Die Freiwillige Feuerwehr Netra hat jetzt eine eigene Wärmebildkamera. Gespendet wurde das gerät von der Sparkassenversicherung Kommunal.

Netra - Bis das neue Feuerwehrauto an die Freiwillige Feuerwehr Netra ausgeliefert wird, könnte noch ein Jahr ins Land gehen. Aber ein wichtiger Ausrüstungsgegenstand ist seit Mittwoch in den Händen der Einsatzkräfte der Wehr in Netra. Eine Wärmebildkamera, die Andreas Haas von der Sparkassenversicherung Kommunal und Dirk Schade von der Sparkassenversicherung aus Sontra am Mittwoch an Netras Wehrführer Sascha Brüßler und Gemeindebrandinspektor Markus Wieditz übergeben haben.

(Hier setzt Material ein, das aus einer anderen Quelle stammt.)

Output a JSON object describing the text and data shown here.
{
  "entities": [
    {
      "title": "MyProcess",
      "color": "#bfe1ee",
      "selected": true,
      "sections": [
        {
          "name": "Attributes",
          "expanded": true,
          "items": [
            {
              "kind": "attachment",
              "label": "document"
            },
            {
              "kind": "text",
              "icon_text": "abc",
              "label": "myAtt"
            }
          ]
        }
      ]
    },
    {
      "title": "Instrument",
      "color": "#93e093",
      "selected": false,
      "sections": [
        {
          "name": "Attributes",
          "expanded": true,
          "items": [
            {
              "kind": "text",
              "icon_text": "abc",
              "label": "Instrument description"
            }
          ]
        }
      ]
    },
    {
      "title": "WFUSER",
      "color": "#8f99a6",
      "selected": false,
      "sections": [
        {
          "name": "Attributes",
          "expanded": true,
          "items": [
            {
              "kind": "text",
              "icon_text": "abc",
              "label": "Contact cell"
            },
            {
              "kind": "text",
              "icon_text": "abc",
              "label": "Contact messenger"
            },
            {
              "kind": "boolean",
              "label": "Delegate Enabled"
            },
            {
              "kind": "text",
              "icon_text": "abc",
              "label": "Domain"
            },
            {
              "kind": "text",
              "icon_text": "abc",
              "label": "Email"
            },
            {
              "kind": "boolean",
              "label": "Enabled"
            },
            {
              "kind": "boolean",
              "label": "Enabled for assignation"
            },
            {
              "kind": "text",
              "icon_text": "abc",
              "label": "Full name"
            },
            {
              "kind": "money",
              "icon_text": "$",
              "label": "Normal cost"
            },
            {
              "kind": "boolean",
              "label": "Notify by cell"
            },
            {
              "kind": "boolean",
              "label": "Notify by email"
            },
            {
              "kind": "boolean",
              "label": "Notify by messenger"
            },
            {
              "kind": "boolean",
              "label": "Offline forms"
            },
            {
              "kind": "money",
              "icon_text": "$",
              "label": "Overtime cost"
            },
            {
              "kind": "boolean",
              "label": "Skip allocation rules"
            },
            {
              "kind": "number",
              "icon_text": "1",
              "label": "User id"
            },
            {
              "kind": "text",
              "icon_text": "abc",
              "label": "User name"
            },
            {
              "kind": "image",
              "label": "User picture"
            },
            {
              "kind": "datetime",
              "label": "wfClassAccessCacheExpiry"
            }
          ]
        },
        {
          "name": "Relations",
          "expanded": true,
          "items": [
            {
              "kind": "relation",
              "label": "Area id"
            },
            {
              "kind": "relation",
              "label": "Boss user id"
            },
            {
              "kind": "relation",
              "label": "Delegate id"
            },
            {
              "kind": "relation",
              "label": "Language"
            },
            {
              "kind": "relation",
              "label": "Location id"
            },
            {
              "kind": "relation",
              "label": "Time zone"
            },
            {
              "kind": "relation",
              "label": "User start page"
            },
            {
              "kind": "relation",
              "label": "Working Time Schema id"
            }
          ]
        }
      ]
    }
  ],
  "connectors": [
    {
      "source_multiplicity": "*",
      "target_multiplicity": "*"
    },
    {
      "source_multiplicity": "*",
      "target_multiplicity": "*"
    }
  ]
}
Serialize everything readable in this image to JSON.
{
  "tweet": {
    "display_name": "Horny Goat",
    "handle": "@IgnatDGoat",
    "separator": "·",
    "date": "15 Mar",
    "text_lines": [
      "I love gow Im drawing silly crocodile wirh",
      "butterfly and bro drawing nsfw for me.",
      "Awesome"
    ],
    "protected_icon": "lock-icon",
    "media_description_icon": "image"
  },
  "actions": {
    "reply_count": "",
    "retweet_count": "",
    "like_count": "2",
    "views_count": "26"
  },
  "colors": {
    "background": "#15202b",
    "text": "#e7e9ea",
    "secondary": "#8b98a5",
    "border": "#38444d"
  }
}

Wegen einer Lieferverzögerung aufgrund der Corona-pandemie musste die Netraer Wehr ein wenig auf die Kamera warten. „Aber der ganze Aufwand lohnt sich, wenn damit auch nur ein Menschenleben gerettet werden kann“, sagte Haas. „Mit der Kamera können wir jetzt besser Glutnester lokalisieren, zum Beispiel bei Schwelbränden in Zwischendecken“, erklärt Wieditz die Einsatzgebiete der Kamera. Das könne auch den Einsatz von Löschwasser und die daraus folgenden Schäden minimieren. Aber vor allem auch bei der Personensuche im Dunkeln sei das handliche Gerät hilfreich. „Innerhalb von zwei Stunden kann man damit gut einen Menschen auch bei Nacht finden“, sagt er.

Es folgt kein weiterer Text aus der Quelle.